Tit’s a night of firsts. The first time that five-piece Brighton Squid has performed live in 18 months, and the first time their audience has attended socially distant concerts – we politely sit in low-key rows of chairs, and there are laughs when we find out that you are ordering your drinks by text message. It is also the first time that someone has taken the stage in this old newly converted bank in the bohemian district of Falmouth.

Plus, this is the first time anyone has heard of the songs in development that form the backbone of Squid’s set (they aren’t here to promote their recent and well-received debut album) on this party. opening of their Field visit unorthodox places.

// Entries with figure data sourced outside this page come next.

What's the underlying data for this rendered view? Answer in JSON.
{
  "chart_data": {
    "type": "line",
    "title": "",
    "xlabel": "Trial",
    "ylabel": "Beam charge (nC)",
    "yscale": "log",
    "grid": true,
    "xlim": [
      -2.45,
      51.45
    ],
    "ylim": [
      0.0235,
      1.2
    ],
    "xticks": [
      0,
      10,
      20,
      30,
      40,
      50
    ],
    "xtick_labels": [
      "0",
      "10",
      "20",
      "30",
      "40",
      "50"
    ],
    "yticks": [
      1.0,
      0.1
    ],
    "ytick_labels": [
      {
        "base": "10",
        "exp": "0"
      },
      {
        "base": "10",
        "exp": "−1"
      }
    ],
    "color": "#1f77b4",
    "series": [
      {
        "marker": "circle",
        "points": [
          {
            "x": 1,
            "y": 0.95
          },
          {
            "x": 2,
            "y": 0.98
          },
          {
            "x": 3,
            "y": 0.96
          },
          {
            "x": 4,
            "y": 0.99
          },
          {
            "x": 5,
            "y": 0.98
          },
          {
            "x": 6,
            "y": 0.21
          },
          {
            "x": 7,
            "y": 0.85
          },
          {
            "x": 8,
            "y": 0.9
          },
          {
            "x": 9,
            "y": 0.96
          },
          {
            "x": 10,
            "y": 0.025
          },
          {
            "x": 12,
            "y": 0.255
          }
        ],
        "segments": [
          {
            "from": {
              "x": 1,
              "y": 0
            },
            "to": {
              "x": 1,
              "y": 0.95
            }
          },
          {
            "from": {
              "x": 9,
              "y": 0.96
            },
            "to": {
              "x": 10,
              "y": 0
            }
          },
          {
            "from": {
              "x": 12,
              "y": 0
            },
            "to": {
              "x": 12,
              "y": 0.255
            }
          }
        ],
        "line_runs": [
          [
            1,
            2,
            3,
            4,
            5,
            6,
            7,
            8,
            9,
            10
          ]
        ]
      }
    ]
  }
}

The local scene is tiny, eating into the band as they accidentally try to swap instruments between songs. The four standing musicians surround the delighted drummer Ollie Judge – “A concert! A concert! He said with a smile – and play fragments of pastoral melodies on the muted trumpet, cello wah-wah and melodica. Ollie absently sticks a tongue out of the corner of his mouth, bracing for the rush to come.

Squid and audience at the Cornish Bank in Falmouth.
The audience politely arranged at the Squid’s Cornish Bank concert in Falmouth. Photography: Brian Robinson

And it happens. The new songs are mostly jerky instrumentals made up of different fragments. The band’s tinny roar flickers like a krautrock kite caught in a flurry of progressive rock. Tangled nests of guitar notes abruptly transform into loose interludes, pitting a harmonized trumpet or dark feedback drones against white noise.

It ends, as it should, with their invigorating new single, Brochures, a paranoid hymn about the past year. Amid waves of post-rock howls that fly through the room, the band members bang cowbells, one of which is wearing a Covid mask, and Ollie screams his antisocial refrain: “That’s why! I am not going! Outside!”

Well, there is a first time for everything.